Princess and Superhero Bash to support Elora girl with rare genetic disorder

ELORA – Buoyed by the progress Lily is showing after two sessions of intensive therapy, and heartened by advances in research in CASK, Amy Clifford and Paul Kalinowski are holding a fundraiser where princesses will reign supreme and superheroes will demonstrate their superpowers.

The “Princess and Superhero Bash” is slated for May 2 from 10am to noon at the Jefferson Elora Community Centre.

It will be a family-friendly affair with special appearances by Spiderman and Elsa, as well as face painters, balloon artists, jugglers, kids’ activities courtesy of Hometown Hideout and a crafting station where kids can build their own tiara or a superhero mask.

There will also be a silent auction of items such as a spa day, baskets of toys and activities for kids, a Buffalo Sabres signed hockey stick and so much more.

“There’s been a huge response from businesses,” said Paul. “Local companies have donated things for the silent auction. I think there will be something for everyone.

“And it will be fun for families as well.”

Behind the fun and smiles is concern for their 21-month-old daughter Lily, who was diagnosed in December with an ultra-rare genetic disease known as CASK that causes developmental delays and intellectual disability.

It’s a spectrum-type disease so it displays differently for each person who has it. And it’s so rare there are only 500 known cases globally. Lily is one of just five cases in Canada.
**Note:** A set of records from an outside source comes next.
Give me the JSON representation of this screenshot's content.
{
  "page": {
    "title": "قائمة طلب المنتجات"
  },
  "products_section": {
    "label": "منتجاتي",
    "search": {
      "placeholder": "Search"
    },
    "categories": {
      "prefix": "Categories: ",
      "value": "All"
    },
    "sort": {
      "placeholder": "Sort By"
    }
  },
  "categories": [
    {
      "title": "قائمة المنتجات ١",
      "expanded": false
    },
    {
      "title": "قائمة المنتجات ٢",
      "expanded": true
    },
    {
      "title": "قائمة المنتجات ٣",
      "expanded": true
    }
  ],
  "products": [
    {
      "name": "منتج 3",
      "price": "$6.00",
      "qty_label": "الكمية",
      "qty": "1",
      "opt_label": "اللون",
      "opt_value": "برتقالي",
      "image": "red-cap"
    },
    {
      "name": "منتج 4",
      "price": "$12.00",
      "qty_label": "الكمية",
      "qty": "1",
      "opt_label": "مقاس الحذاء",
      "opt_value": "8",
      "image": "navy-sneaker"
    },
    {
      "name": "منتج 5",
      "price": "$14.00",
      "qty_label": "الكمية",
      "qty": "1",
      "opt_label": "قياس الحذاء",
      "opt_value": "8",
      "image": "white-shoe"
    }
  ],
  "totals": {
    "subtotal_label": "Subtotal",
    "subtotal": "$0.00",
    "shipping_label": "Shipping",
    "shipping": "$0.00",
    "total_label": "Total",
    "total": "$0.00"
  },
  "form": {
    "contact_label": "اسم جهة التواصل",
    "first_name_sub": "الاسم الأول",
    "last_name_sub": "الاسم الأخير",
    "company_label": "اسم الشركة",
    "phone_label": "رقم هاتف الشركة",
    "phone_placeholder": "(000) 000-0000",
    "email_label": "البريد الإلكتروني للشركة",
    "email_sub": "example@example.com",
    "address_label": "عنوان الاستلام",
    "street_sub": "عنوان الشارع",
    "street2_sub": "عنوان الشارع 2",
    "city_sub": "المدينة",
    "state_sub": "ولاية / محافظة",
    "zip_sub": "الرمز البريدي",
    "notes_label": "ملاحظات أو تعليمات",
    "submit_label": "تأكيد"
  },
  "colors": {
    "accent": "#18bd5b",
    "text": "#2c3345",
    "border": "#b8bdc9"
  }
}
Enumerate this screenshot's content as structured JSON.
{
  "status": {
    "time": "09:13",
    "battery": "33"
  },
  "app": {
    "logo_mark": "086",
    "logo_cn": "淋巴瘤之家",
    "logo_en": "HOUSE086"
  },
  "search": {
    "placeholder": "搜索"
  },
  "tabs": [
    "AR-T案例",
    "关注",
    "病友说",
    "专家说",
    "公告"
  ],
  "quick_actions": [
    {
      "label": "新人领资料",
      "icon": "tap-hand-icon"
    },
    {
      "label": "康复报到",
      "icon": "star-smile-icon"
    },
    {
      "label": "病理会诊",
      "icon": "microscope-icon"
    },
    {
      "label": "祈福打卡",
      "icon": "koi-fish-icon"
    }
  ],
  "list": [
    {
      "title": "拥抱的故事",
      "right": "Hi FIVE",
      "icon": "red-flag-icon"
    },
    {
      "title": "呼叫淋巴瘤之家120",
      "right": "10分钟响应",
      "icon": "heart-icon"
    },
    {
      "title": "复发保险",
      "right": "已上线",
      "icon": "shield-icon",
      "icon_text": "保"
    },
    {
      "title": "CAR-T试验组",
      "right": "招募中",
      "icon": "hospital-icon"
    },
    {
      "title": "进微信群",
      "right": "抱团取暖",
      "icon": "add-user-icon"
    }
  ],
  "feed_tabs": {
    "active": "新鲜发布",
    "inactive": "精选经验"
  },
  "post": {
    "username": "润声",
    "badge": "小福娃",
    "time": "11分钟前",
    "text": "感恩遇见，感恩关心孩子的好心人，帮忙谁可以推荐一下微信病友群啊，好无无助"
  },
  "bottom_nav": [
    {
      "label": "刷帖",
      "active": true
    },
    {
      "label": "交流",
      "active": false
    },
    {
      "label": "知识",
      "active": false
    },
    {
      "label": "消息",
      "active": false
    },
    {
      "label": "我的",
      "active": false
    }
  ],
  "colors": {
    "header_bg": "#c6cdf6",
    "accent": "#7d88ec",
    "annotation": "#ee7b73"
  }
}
And because it’s so rare, little research has been done and there is no known cure.

The Advertiser wrote about the family before Rare Diseases Day in February as Amy and Paul wanted to draw attention to it and the fact there are supports available.

Since then, Lily has had two month-long intensive therapy sessions, and she can now pull herself to a standing position and take a few steps.

She can point at things and communicate in her own way, although she hasn’t formed any words yet.

“We understand her so much more,” Amy said.

“It’s been a game changer,” Paul added. “Recognition is there and she has a tight relationship with Charlotte (the couple’s older daughter).”

Since February, they have also learned advances have been made in gene therapy research. One line of research is looking at activating the dormant gene that causes CASK. The other is to add proteins into the body to overcome the deficiency that causes CASK.

Both are in very early stages, but if human trials are available in four or five years, that might be early enough to change the trajectory for Lily.

“And that’s the urgency,” Paul said. “If she could get it at 4, or 8 or 12, that would bend her curve upwards. Her trajectory would be better.”

And so the fundraiser will help the family pay for the intensive therapy Lily is now receiving and a portion will go to the research projects, which are happening in the U.S.

Lily is slated for a session of intensive therapy at Virginia Tech in the summer. The university is a world leader in research and intensive therapy for CASK, and Paul and Amy hope this will make a difference for Lily as well.

“We don’t know what her future looks like. That’s why research has become our goal,” Amy said.

They have started a Help Lily Bloom GoFundMe, where they’ve shared Lily’s story and donations are accepted (gofundme.com/f/help-lily-bloom).

Tickets for the Princess and Superhero Bash and Help Lily Bloom merchandise are available at tickettailor.com/events/helplilybloom1/2125753.

If the event in May goes well, Amy and Paul hope to make it an annual event.